Il museo è stato fondato nel 1837 da Giacomo Giorgioni, un naturalista e geologo veneziano, e ospita oggi una vasta collezione di fossili, minerali, pietre, anatomia comparata e zoologia. Il museo è una testimonianza del passato scientifico della città e offre un’immersione nella storia della conoscenza del mondo naturale.
Una delle curiosità meno note del museo è la presenza di un uccello mummificato, il ciclope dell’Egitto, donato da Napoleone Bonaparte. È inoltre possibile vedere il pavimento mosaicato del XVI secolo, un bell’esempio dell’arte veneziana.
Il museo è stato recentemente ristrutturato e offre una visita guidata pulita e ordinata. Non è da poco che il Fontego dei Turchi è diventato un punto di riferimento per i viaggiatori interessati alla storia naturale e alla cultura veneziana.
Per visitare il Museo di Storia Naturale di Venezia, è necessario prenotare un’orario in anticipo, poiché il museo è visitato in gruppi ed è raro che ci siano spazi disponibili.
Cosa Vedere Assolutamente
- La collezione di fossili: comprende oltre 60.000 esemplari, tra cui molti dal Carbonifero, Permiano e Triassico, provenienti da tutta Italia.

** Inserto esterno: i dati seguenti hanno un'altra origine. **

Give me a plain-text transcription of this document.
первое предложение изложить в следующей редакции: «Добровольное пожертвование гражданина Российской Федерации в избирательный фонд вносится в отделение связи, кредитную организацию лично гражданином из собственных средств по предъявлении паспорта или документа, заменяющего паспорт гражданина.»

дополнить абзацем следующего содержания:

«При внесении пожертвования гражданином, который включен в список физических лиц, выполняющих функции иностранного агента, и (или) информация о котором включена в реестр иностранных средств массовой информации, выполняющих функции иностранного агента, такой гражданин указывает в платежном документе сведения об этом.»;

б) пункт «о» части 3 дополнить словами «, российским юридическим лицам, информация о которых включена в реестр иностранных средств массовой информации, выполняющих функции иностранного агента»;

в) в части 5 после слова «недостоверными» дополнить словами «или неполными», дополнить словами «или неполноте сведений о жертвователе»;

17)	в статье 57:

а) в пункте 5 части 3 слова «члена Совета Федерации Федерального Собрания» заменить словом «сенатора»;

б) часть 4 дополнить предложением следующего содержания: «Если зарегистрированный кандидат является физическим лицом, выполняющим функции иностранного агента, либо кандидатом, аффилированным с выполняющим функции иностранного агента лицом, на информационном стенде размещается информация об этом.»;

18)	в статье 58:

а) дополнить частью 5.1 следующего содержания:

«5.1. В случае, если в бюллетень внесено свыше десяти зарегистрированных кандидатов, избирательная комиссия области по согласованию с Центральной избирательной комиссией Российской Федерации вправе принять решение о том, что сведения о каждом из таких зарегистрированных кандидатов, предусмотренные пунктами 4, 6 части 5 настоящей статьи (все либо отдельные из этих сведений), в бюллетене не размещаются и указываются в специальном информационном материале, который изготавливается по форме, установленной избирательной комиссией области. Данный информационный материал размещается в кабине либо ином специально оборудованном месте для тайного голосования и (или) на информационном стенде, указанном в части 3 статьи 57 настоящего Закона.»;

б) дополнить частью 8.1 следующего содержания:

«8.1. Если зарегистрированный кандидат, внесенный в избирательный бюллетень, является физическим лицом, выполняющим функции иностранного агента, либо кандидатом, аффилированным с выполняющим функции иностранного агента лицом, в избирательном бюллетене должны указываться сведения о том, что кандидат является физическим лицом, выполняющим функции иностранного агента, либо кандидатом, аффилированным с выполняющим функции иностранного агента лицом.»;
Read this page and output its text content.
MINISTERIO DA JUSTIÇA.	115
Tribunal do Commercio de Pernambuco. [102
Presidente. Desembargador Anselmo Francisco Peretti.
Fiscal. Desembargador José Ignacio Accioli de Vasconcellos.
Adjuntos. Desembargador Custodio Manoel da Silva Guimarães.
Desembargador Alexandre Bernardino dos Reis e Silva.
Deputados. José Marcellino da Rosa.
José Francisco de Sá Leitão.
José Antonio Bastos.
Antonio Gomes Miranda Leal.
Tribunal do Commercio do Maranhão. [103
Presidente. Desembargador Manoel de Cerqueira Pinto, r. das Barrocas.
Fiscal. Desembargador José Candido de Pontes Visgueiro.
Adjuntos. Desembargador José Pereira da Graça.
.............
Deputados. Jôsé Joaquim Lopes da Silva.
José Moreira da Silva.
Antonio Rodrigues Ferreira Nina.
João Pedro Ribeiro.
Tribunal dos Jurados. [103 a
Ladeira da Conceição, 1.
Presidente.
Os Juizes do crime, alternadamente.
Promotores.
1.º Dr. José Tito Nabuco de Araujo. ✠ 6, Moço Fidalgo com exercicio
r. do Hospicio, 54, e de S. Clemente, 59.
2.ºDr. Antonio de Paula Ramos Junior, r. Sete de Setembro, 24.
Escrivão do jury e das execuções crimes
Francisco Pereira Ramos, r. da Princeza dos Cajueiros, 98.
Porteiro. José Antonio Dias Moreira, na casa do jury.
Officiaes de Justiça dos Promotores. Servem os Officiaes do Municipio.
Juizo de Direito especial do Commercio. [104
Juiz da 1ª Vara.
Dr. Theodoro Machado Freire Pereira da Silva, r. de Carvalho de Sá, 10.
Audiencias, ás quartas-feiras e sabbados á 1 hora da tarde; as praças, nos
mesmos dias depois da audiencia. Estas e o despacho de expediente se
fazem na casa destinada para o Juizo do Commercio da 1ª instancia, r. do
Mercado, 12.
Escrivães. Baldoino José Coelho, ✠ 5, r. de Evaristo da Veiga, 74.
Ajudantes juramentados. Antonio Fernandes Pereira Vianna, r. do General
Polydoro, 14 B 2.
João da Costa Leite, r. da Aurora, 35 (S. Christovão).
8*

- Il ciclope dell’Egitto: un uccello mummificato donato da Napoleone Bonaparte.
- La collezione di minerali e pietre: comprende oltre 12.000 esemplari, tra cui una bellissima collezione di minerali di corallo.
- La collezione di anatomia comparata: comprende una vasta collezione di scheletri di animali, tra cui un elefante e una balena.
- La collezione di zoologia: comprende oltre 10.000 esemplari di animali, tra cui una vasta collezione di uccelli e invertebrati.
- Il pavimento mosaicato: un bell’esempio dell’arte veneziana del XVI secolo.
Domande Frequenti
Quando è aperto il museo? Il museo è aperto tutti i giorni dalle 10:00 alle 17:00, ma è necessario prenotare un’orario in anticipo.
È accessibile al pubblico con disabilità motorie? Sì, il museo è accessibile al pubblico con disabilità motorie.
È previsto un parcheggio nel vicinato? Non esiste un parcheggio nel vicinato, ma sono disponibili posti di parcheggio a pagamento in prossimità.
Posso portare i bambini? Sì, il museo è visitato anche da bambini, ma sono disponibili visite guidate più brevi ed agevolate per i più piccoli.
Quali sono le condizioni meteorologiche ideali per la visita? Le condizioni meteorologiche ideali sono quelle che consentano di camminare senza difficoltà, quindi voglia evitare le piogge e le nevicate.
Posso fotografare al museo? Sì, è consentito fotografare al museo.
Posso toccare le esposizioni? No, le esposizioni sono protette e non si possono toccare.
Cosa vedere (Suggeriti)
Se ti trovi qui, non perdere anche:
- La Riva degli Schiavoni: una delle sponde più suggestive del canale della Giudecca, con una vista panoramica di San Marco.
- La Basilica di San Marco: un’occasione per ammirare il più famoso edificio di Venezia, con il suo mosaico d’oro e il suo campanile.
- Il Mercato di Rialto: il mercato più antico di Venezia, dove puoi trovare ogni tipo di merce, dal pesce al frutto.